- Detail
- Ditulis oleh Super User
- Dilihat: 7
Jakarta - Tantangan dunia jurnalistik semakin kompleks di era digital sekarang ini. Kecepatan informasi yang beredar di berbagai platform sering kali mengaburkan batas antara fakta dan opini. Hal ini menuntut para jurnalis untuk tetap menjaga integritas dan marwah profesinya.
Anggota Komisi Penyiaran Indonesia (KPI) Pusat, I Made Sunarsa menerangkan, jurnalistik memiliki peran krusial dalam memberikan informasi yang akurat, obyektif, dan berimbang kepada masyarakat. Namun, di tengah derasnya arus informasi di media sosial, praktik jurnalisme kerap mengalami tantangan besar, seperti penyebaran berita hoaks, disinformasi, serta tekanan kepentingan tertentu.
“Kredibilitas media terletak pada kemampuannya menyampaikan berita yang berbasis fakta, diverifikasi, dan berimbang. Jika marwah jurnalistik tergerus, maka kepercayaan publik terhadap media akan semakin menurun,” ungkap I Made Sunarsa saat menjadi pemateri dalam diskusi Konvensi Nasional Media Massa yang diselenggarakan Dewan Pers bertajuk “Disrupsi Berganda Terhadap Media Massa” di Jakarta, Kamis (20/2/2025).
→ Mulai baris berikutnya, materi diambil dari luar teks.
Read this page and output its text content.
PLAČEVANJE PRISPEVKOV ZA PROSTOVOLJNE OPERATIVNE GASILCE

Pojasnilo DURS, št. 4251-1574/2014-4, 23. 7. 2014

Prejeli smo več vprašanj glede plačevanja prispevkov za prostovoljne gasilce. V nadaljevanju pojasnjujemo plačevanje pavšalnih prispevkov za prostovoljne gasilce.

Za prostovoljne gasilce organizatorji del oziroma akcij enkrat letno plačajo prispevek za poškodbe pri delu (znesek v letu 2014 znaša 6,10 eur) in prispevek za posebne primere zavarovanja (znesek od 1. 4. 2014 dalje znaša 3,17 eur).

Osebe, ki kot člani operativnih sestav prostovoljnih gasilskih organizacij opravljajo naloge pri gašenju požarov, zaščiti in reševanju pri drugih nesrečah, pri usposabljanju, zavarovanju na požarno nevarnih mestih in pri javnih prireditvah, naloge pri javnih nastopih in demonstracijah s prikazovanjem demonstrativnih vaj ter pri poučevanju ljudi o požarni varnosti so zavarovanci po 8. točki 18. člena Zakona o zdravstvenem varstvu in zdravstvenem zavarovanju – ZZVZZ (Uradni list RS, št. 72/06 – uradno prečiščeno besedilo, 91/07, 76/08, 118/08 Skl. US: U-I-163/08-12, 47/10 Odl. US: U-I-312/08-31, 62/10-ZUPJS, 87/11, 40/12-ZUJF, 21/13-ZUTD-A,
Dalam konteks ini, sambung I Made Sunarsa, peran KPI sangat penting dalam mengawasi konten-konten yang disiarkan, terutama di media penyiaran. KPI memiliki tanggung jawab dalam memastikan bahwa berita yang disiarkan tidak hanya sesuai dengan prinsip-prinsip jurnalistik, tetapi juga mematuhi regulasi yang berlaku agar tidak menyesatkan publik.
“Sebagai pilar keempat demokrasi, media dan jurnalis memiliki tanggung jawab besar dalam menjaga kepercayaan publik. Oleh karena itu, setiap jurnalis harus terus meningkatkan kapasitasnya, memahami perkembangan teknologi digital, serta berpegang teguh pada nilai-nilai jurnalistik yang berlandaskan kebenaran dan keadilan,” katanya.
Di tempat yang sama, Executive Chairman MNC Group Hary Tanoesoedibjo menilai. KPI dan Dewan Pers atau pemangku kepentingan lainnya perlu menggelar pertemuan penting untuk merumuskan aturan dan kebijakan baru yang selaras dengan kepentingan masyarakat dan negara. Menurutnya, pertemuan ini menjadi langkah strategis dalam menghadapi tantangan era digital yang semakin kompleks dan menjaga kedaulatan informasi nasional.
“Pentingnya keseimbangan antara kebebasan pers dan perlindungan terhadap kepentingan nasional. Regulasi yang jelas dan tegas diperlukan agar media di Indonesia tidak kehilangan arah dan tetap berorientasi pada kepentingan publik,” katanya.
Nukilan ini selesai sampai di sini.